17 years ago, my wife and I came down and did some diving with a local dive shop. I don't remember the name, but it was an adventure I find myself telling others about still to this day. Long story short, the shop dive master had a friend of a friend with a boat and we ended up 25 miles offshore with these guys in an open boat. The boat blew a motor, then we got caught in a storm trying to limp back on one motor. We lost GPS, loran and it was blowing so bad the guy driving the boat had to put on a facemask to see! Somehow we made it back alive. 

Anyways, my wife and I would like to visit the area again and do a little diving. Any recommendations on a good charter? 

Thanks,
Doug


----------



## bigspoon17

I can't recommend a specific charter, but I would definitely get in touch with MBT Dive shop. Great local shop, and can put you in touch with some good dive charters. 850-455-7702


----------



## kwik 1

Divers emporium, Sea Pal dive charters. Dive shop is in Crestview and dive boat in Fort Walton. Great folks.


----------



## kahala boy

bigspoon17 said:


> I can't recommend a specific charter, but I would definitely get in touch with MBT Dive shop. Great local shop, and can put you in touch with some good dive charters. 850-455-7702


+1. Great guys in there....:thumbup::thumbup::thumbsup::thumbsup::yes::yes:


----------



## eodryan

It would probably help if you specified where exactly you were going. Pensacola? Destin?


----------



## dougdevore

Thanks for the info guys. 

Wife and I really would like to stay around the Pensacola area if we could. But if there is something cool I would drive some distance. 

Last time we went, my computer put me right at 131' - deepest I've ever been. Would like to stay a little shallower if we could as I am packing more body fat these days  Less than 60 would be good.

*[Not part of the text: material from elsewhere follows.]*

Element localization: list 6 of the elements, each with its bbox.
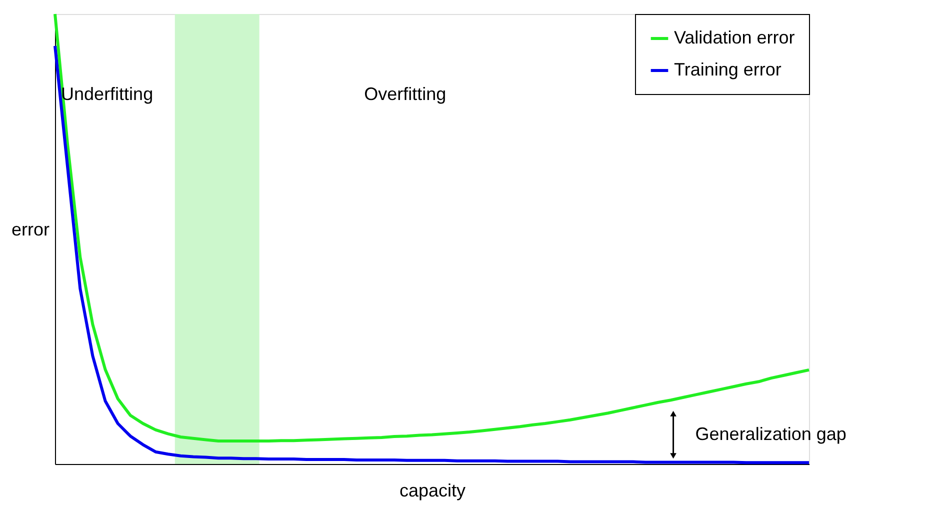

Thanks again for all the help!
Doug


----------



## El Kabong

For spearfishing or inshore trips: http://www.niuhidivecharters.com/

For offshore or Oriskany trips: http://www.ussoriskanydiver.com/


----------



## tmw234

I am the Dive Master aboard the H2O Below out of Pensacola. Our boat is a 36 foot Newton, one of the two multi passenger boats in Pensacola. We do all kinds of trips, and have a bunch coming up. Check out our website, ussoriskanydiver.com or give Capt. Douglas a call at 850-291-3501. We'd love to have you guys!:thumbup:


----------



## aquatic argobull

If you're not spearfishing, the H20 below is the way to go in Pensacola. Especially for an Oriskany trip. It's spacious and comfortable, plus you can't beat the deco dogs (hot dogs) on the way back in.


----------



## eodryan

In that case MBT is kind of the home of the Pcola divers, if nothing else they're a good place to start and known to be pretty fair.


----------